1916 saw a huge rise in the number of women in paid employment in Wales. The Military Service Act (March) allowed for the conscription of all single men and childless widowers aged 18 to 41, followed soon afterwards by married men. As thousands of men joined the army, their places in the work place were increasingly taken by women. Manufacturers and other employers who had been resistant to women workers now had little choice, though the trades unions remained opposed, worrying that the lower pay paid to women would undercut men’s wages at the end of the war. Others argued that any woman who wanted to work was already working, and that there was no pool of unemployed women to call on. A writer in the Carmarthen Weekly Reporter (23rd June 1916) opined ‘it may be possible to persuade girls who work in woollen factories to go to the farms to weed turnips and to milk cows, but what would become of the woollen factories?’ But over 40% of working age women were in employment by the end of the war, doing jobs that would have been impossible to imagine them doing a few years earlier.

An article of 18th February in the Barry Dock News (1, 2) shows that women had come a long way since the outbreak of war. It refers to Red Cross and other voluntary work, but also to the role that women were playing not only in nursing and medicine, but in ‘all kinds of occupations where hitherto they have had little or no footing’, including postwomen (3)clerks, window cleaners and ‘smart and urbanic conductors of the tramcars and omnibuses’ like Edith Haines (4).

Munitions remained the largest industrial employer of women.
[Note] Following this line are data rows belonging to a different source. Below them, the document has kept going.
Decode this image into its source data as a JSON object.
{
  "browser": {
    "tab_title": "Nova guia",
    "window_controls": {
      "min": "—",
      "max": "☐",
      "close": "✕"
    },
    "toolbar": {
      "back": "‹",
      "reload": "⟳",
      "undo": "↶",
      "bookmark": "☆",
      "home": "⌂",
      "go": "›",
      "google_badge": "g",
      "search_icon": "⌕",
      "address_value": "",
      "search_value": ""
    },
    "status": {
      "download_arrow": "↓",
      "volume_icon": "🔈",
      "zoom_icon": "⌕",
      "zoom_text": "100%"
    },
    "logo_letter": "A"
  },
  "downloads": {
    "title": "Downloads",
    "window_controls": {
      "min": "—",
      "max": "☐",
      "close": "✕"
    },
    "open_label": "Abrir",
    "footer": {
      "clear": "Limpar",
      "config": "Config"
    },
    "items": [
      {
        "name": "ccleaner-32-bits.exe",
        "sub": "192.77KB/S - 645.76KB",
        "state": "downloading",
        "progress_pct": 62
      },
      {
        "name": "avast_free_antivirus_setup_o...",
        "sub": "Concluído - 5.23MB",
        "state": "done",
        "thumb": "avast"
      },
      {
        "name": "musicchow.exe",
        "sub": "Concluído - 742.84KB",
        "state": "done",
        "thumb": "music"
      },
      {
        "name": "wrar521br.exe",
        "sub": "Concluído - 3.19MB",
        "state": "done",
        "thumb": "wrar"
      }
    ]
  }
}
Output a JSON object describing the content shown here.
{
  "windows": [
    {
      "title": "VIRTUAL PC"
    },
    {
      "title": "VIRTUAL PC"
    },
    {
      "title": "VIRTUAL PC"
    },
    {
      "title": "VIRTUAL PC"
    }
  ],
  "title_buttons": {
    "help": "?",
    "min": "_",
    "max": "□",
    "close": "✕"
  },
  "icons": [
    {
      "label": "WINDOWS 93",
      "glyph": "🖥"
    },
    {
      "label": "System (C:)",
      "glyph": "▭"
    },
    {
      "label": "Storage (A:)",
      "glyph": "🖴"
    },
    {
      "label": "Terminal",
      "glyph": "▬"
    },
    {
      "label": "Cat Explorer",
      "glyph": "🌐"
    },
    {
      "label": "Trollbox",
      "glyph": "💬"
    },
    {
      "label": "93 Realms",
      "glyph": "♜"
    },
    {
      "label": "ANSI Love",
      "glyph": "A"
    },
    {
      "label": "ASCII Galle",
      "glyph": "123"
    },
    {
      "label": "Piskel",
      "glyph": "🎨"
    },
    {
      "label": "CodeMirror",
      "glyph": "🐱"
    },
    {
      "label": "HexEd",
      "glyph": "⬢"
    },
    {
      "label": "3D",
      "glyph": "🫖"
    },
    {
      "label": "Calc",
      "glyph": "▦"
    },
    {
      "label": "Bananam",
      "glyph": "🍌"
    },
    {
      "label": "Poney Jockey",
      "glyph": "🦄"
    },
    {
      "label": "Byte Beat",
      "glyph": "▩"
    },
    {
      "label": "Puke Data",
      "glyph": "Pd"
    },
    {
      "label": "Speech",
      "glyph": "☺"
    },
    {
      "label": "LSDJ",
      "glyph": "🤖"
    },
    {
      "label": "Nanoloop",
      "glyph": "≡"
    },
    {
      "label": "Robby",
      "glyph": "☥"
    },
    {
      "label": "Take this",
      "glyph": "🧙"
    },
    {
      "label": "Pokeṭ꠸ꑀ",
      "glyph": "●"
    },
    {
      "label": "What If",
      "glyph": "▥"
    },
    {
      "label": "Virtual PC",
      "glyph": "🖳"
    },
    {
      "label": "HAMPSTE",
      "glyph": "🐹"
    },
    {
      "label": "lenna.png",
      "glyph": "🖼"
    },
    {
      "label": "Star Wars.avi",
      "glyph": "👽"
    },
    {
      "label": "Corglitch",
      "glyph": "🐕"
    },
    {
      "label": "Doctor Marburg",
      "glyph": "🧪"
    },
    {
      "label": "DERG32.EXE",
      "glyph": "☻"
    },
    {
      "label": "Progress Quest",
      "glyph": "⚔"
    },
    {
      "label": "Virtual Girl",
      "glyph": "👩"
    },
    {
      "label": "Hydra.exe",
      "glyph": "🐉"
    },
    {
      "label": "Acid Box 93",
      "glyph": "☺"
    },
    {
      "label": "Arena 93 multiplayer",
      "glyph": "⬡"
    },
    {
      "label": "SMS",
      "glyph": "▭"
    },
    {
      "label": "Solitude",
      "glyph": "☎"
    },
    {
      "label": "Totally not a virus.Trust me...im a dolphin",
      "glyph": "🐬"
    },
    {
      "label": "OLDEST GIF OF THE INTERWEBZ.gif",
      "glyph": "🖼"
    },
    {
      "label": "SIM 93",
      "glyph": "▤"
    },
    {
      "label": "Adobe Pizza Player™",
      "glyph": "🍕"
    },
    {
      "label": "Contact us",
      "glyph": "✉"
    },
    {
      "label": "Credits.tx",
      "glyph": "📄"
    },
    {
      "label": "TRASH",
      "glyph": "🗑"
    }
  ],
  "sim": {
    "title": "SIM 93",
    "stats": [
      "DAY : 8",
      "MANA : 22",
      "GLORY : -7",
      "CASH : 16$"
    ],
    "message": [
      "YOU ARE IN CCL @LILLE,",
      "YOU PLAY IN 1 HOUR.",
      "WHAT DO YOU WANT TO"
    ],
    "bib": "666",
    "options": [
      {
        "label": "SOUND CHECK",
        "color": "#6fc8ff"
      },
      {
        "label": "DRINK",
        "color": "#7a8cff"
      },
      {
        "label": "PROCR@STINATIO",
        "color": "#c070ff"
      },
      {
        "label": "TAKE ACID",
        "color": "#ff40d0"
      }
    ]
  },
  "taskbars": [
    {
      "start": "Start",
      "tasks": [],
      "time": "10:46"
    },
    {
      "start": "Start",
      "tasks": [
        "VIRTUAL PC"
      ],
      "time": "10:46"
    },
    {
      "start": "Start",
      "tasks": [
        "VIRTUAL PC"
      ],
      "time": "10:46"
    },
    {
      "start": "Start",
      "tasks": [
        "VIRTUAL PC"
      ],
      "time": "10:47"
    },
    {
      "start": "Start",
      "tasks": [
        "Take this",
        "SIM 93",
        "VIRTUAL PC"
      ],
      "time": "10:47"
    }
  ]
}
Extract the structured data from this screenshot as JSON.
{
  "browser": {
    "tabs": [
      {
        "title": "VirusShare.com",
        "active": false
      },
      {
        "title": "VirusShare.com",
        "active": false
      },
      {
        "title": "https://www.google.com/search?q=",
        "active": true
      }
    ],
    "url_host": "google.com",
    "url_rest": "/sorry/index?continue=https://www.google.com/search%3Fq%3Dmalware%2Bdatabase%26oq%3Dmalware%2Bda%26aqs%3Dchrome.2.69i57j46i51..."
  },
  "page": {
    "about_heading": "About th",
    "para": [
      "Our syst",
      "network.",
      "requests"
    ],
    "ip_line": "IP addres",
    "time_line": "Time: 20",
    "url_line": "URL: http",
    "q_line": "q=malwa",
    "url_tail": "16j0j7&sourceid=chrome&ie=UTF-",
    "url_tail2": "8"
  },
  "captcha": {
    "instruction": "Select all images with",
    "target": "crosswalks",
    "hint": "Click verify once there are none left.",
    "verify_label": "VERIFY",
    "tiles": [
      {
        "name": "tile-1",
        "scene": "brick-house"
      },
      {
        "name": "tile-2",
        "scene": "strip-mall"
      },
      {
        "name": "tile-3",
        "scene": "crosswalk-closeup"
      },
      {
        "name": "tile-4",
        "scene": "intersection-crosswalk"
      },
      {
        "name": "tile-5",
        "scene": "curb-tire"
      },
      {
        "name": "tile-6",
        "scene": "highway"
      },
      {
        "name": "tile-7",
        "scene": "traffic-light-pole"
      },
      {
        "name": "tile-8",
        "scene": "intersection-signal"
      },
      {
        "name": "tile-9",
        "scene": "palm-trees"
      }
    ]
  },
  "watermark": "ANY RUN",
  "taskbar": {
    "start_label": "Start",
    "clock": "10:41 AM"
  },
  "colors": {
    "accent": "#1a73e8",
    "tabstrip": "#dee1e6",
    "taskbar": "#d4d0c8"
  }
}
Conditions of work and pay were improving. However conditions remained dangerous and unpleasant. The first deaths in Britain from TNT poisoning (which gave workers jaundice, leading them to be known as ‘canaries’ from their yellow complexions) occurred in March. The first we know of in Wales was Lizzie Jones, who died on 23rd October 1916 (5). New regulations did something to alleviate the problems. Munitions workers’ uniform frequently included trousers, something that would have been unthinkable before the war. A number of girls were proudly photographed wearing them, such as this unknown young women (6) and Olwen Leyshon (7).
There were more than 3,500 women working at the Explosives Factory at Pembrey in Carmarthenshire and there were over 3000 employed at Queensferry, Flintshire. Smaller munitions works dotted the industrial landscape around Wales like the Ebbw Vale Projectile Factory (8)

Trouser-wearing girls caused something of a scandal in Margam, Glamorgan in September. Two young farm workers were pictured in a tabloid-like three column spread in the Cambria Daily Leader wearing dungarees to feed piglets and ride a farm horse (9). They were said to have gone into Port Talbot wearing them too. Women were being encouraged into agriculture by county agricultural committees though the Women’s Land Army would not be formed until 1917. Of course, many women in Wales had always worked on the land, and in Carmarthenshire, for example, it was suggested that they should be told that they ‘were doing real war service, and they should be given armlets which would make them feel proud of the work they were doing for their country’ (The Carmarthen Journal and South Wales Weekly Advertiser 23rd June). Other women workers were more amateur, such as these at Llangollen in April (10).

Of course not all women in Wales joined the formal workforce. But almost all became involved in the War. There were food shortages and huge food price increases to cope with, and knitting and sewing to be done. Quantities of ‘comforts’ for soldiers and sailors were produced, with accompanying press coverage. For example the Abergavenny Chronicle of March 3rd 1916 lists many names, including the Mozerah Sewing Gild of Llanvihangel Gobion (24 shirts, 24 pairs of socks, 33 scarves) and Mrs Mohun, British Columbia, Canada (1 pair of socks)(11).

There were many deaths in 1916. For example of women recorded on this site Elizabeth Anne (Lizzie) Jones of Cardigan, a munitions worker, died of jaundice; Frances Ethel Brace, an army nurse from Pembrokeshire died in Malta of malaria contracted in Salonika, and stewardess Margaret Williams of Holyhead drowned when her ship sank. And thousands of women lost husbands, lovers, brothers, fathers and sons fighting in France and elsewhere, or at sea. Beatrice Cope of Monmouth lost her younger son Eric on the first day of the battle of the Somme, in which 60,000 men are said to have died. He was just 18 (12).